Première constatation : ce lecteur motivé a préféré l’authenticité du témoignage direct à l’ambiguïté du Feu, livre que sa couverture présente à la fois comme « journal d’une escouade » et comme « roman ». Ce n’est pas que Barthas était dépourvu de talent littéraire naturel, reconnu par exemple par François Mitterrand1, mais le titulaire du certificat d’études primaires n’a pas cherché à rajouter des effets chargés d’appâter le public comme l’a fait l’écrivain professionnel.

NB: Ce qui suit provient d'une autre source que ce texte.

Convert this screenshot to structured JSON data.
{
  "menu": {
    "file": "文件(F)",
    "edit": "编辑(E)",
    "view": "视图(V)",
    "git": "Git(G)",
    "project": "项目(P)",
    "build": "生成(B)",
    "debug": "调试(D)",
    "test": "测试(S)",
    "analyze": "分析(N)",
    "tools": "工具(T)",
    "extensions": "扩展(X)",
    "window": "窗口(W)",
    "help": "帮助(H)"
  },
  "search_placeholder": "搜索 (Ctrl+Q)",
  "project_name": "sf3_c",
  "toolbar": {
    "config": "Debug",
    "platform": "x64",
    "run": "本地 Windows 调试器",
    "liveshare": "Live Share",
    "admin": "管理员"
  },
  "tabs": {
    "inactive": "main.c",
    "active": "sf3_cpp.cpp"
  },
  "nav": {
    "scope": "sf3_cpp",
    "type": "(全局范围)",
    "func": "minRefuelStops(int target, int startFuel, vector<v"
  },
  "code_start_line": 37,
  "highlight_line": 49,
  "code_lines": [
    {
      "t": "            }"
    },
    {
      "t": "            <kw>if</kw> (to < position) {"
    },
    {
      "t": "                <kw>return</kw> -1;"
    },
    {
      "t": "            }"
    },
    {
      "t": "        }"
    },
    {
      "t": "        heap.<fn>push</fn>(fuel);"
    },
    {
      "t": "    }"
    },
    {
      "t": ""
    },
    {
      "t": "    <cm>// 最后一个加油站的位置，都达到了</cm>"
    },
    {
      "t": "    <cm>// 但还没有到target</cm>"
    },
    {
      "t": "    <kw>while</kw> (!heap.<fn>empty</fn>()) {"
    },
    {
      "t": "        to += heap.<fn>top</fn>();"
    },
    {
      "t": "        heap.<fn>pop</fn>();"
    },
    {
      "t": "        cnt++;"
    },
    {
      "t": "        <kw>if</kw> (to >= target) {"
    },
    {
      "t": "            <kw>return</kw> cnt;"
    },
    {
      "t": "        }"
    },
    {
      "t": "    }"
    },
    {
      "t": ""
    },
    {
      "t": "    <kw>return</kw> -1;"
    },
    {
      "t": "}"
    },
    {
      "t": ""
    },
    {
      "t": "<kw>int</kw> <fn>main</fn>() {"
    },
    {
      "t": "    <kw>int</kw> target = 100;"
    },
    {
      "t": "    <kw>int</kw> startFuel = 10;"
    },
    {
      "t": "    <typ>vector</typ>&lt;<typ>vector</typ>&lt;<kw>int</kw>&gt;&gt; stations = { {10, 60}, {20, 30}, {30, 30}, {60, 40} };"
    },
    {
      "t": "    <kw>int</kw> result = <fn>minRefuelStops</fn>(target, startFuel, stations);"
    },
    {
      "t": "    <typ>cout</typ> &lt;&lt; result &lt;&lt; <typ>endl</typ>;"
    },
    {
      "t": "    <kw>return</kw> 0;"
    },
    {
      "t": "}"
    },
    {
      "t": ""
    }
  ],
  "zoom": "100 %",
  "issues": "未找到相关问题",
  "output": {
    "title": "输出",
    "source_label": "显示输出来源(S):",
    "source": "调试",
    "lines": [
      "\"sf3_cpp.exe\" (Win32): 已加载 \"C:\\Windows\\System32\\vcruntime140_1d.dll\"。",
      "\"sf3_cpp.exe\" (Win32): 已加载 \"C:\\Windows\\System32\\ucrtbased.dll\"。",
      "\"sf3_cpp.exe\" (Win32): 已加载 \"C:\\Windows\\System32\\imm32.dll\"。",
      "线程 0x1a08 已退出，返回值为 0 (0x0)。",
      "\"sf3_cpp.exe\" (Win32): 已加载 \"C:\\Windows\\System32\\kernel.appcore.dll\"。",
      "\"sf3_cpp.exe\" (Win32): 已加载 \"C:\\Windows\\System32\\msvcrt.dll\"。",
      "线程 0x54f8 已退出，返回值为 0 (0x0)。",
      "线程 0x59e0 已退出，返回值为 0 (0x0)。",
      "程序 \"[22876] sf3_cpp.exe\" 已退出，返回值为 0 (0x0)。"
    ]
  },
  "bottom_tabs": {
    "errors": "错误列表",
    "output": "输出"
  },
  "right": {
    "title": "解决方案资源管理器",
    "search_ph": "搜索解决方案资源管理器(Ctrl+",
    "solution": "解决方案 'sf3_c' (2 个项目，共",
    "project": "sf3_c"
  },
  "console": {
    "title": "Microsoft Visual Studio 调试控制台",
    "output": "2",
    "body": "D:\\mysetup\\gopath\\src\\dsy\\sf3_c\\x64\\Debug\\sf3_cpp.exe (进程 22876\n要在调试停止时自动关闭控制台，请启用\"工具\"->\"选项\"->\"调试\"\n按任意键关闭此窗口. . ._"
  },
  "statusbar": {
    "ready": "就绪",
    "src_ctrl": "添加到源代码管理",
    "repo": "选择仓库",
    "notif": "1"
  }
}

Deuxième constatation : jusque là l’auteur numéro 1 de ce lecteur d’ouvrages sur 14-18 était Barbusse. Le prix Goncourt qu’il a obtenu en 1916, les nombreuses rééditions, le chiffre impressionnant du tirage confirment que Le Feu est un livre marquant, maintes fois étudié sous ses multiples facettes par les universitaires de diverses disciplines.

Dans le livre de Benjamin Gilles sur les lectures des poilus2, Le Feu est de très loin le plus souvent cité (21 fois contre 5 pour l’ensemble des livres de Genevoix et 2 pour Dorgelès). Dans l’ouvrage collectif 500 témoins de la Grande Guerre, on peut trouver des poilus qui n’ont pas aimé Le Feu. Mais, dans l’ensemble, le livre a reçu un accueil plutôt favorable des soldats. Le capitaine Paul Tuffrau écrivait : « Lu Le Feu de Barbusse. Un livre très fort, très juste, systématiquement tragique : je l’ai lu la gorge serrée, et tout le cafard de l’Artois m’est revenu3. » Dans la lettre à sa femme du 26 mai 1917, Jules Isaac notait : « Le Feu est décidément un livre admirable, je dirai un livre sacré, tant il est l’image fidèle de la réalité4. »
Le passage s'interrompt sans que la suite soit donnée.